Сейчас, лежа на соломенном матраце, он какой уже раз перебирал в памяти все события. Правду говорят, что уж если не повезет, то не повезет. Отчетливо запомнился тот день, когда к нему пришел старший лейтенант милиции Акимов, уселся на пороге и начал говорить. Он не все понял из того, что говорил друг, разобрал только главное: что ему нельзя больше работать, потому что после болезни пропало его основное качество — обоняние и по состоянию здоровья его списали из уголовного розыска. Наверное, так думал — а он наверняка все понимал и умел думать — этот огромный служебно-розыскной пес Амур.
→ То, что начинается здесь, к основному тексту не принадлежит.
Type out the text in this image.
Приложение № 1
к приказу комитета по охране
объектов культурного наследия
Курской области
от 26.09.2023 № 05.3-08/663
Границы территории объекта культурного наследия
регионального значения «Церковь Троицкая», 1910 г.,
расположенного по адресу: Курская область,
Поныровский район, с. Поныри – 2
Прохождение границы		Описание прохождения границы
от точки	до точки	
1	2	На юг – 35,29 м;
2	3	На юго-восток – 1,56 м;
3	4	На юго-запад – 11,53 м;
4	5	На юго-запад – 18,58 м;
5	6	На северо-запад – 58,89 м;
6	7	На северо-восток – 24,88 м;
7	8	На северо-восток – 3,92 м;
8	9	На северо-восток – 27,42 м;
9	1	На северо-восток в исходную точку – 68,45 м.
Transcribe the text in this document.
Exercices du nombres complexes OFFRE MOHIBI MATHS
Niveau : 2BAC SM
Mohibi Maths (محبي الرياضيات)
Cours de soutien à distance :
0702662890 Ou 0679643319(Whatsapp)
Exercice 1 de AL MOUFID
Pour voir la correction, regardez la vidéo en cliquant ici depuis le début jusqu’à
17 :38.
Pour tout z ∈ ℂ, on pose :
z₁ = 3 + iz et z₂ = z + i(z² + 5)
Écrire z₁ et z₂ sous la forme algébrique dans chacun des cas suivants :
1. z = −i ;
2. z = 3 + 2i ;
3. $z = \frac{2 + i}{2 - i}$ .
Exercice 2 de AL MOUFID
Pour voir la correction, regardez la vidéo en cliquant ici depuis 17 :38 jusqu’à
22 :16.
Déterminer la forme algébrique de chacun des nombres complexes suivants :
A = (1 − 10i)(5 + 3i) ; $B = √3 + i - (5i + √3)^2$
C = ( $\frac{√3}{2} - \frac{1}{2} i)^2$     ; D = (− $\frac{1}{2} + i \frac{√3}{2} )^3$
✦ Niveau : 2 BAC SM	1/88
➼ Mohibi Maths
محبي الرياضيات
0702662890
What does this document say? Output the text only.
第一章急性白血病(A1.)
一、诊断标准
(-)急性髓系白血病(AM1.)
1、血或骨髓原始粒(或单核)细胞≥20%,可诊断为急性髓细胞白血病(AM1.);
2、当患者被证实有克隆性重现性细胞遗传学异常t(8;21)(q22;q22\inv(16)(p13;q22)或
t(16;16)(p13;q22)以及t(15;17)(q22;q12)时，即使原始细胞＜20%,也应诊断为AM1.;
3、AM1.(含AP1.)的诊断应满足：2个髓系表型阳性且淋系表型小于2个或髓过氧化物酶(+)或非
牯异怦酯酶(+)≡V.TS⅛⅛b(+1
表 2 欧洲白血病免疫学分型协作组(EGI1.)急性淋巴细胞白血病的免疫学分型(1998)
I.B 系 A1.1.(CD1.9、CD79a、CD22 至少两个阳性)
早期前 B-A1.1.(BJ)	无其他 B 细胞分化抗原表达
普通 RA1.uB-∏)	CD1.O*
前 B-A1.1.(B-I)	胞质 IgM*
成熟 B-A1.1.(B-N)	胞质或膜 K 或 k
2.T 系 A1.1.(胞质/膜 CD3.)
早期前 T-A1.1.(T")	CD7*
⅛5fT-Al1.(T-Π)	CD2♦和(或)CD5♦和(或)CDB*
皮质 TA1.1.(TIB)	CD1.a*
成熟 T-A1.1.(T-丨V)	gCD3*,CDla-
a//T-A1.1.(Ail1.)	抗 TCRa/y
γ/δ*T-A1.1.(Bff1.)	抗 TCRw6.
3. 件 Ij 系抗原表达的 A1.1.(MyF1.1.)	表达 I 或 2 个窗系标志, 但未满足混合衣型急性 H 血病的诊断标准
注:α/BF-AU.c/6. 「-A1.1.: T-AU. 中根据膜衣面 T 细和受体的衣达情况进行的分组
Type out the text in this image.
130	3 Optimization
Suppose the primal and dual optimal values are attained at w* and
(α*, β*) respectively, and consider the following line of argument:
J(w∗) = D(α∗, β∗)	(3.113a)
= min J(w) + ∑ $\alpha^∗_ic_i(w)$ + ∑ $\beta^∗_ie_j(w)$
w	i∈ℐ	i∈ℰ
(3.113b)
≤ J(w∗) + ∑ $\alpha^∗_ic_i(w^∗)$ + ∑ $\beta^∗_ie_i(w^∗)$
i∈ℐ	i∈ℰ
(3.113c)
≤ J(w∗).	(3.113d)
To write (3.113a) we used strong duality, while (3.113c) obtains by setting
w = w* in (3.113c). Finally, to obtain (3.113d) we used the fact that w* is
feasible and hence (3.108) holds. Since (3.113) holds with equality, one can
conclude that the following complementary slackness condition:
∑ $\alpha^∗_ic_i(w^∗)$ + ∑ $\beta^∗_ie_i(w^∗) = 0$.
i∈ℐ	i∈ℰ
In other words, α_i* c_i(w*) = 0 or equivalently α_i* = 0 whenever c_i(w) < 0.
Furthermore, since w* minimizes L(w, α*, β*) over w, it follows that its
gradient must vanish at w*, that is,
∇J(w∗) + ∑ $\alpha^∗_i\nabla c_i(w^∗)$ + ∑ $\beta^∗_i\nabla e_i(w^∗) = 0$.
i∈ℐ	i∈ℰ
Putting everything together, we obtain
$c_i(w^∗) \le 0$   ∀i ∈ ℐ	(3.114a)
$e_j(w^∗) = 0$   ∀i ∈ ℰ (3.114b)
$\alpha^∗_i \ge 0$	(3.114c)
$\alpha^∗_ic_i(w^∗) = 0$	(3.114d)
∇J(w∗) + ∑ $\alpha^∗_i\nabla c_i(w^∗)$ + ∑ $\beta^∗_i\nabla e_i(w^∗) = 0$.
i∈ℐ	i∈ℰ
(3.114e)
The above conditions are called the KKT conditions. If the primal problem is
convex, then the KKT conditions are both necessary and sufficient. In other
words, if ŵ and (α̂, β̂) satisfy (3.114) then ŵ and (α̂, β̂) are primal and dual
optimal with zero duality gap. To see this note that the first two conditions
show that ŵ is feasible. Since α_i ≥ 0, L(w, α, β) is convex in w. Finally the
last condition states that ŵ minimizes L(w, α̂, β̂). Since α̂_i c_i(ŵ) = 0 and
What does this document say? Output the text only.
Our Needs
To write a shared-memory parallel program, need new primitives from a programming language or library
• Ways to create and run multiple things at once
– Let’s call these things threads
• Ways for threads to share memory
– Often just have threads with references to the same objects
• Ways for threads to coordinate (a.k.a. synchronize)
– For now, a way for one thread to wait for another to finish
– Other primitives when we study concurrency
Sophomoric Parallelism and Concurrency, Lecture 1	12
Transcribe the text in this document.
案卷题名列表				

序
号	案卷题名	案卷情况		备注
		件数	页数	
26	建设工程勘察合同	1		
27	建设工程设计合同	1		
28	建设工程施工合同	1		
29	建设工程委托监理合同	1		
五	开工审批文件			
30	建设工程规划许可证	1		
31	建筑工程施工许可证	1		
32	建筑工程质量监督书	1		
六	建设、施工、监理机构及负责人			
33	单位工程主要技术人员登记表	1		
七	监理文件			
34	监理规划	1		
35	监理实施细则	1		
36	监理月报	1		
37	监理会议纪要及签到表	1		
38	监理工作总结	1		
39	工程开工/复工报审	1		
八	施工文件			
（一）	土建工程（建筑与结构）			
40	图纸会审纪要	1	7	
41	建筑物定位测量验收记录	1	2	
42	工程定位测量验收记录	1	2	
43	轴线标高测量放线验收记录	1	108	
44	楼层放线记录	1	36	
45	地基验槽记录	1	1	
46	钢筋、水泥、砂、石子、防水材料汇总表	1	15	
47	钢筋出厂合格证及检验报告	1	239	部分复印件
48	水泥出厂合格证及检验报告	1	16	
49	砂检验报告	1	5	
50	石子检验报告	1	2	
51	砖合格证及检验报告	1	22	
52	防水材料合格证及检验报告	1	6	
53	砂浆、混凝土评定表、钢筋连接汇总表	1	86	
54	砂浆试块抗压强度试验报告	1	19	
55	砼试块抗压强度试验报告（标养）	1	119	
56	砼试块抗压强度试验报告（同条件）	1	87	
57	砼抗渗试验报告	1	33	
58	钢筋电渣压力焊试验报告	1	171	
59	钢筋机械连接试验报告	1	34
В этот день Амур слушал Акимова внимательно, а тот говорил и украдкой смахивал слезу; говорил, что никогда не забудет Амура, что теперь у него уже не будет такого умного и добросовестного помощника, что ему пришлось взять другую собаку, так как он проводник, а проводнику нельзя без собаки. И он, Акимов, еще не знает, что получится из этого нового помощника. Перебирая парадный ошейник, сплошь увешанный медалями и жетонами, друг рассматривал их, как будто раньше никогда не видал, брал в руки медаль, смотрел и вспоминал, где они ее заработали. А Амуру нечего было вспоминать, он все их помнил наперечет. Несколько были за красоту шерсти и фигуру, как говорится, за экстерьер, но большая часть — за состязания. Любил Амур эти состязания. Ему нравилось гордо пройти по рингу перед публикой и судьями и нравилось идти впереди других собак. Команды он тогда выполнял особенно четко, с удовольствием, а когда разрешалось проявить инициативу, то с особой сноровкой показывал все, что знал. Так было до болезни. Но когда Амур заболел, не помогли ни врачи, ни лекарства, хотя в питомнике очень хороший врач — Галина Викторовна. Она поднимала на ноги почти издыхающих собак. Все помнят, как года три назад ранили Ладу, красивую восточноевропейскую овчарку с дымчатой шерстью, стройную и очень умную. Она пошла на задержание вооруженного бандита, ловко схватила крепкими зубами руку с пистолетом, но не заметила, что в другой у преступника был нож, и бандит ударил Ладу ножом. Проводник привез ее в питомник полуживую. Ох и переполох тогда поднялся! Начальник питомника и проводники разволновались, а собаки устроили такой лай, что их едва усмирили. Галина Викторовна спасла Ладу, сделала операцию, потом носилась с ней, как с малым щенком. Амур вместе с Акимовым навещал больную. Лада выздоровела и снова начала работать. Амур встречался с ней изредка: то на тренировочной площадке, то в машине, когда везли на дежурство, и даже пытался ухаживать, но красавица Лада несколько раз ласково куснула его и отвергла случайные знакомства. А вот Амуру врач не помогла, хотя и поила всякой гадостью, делала уколы.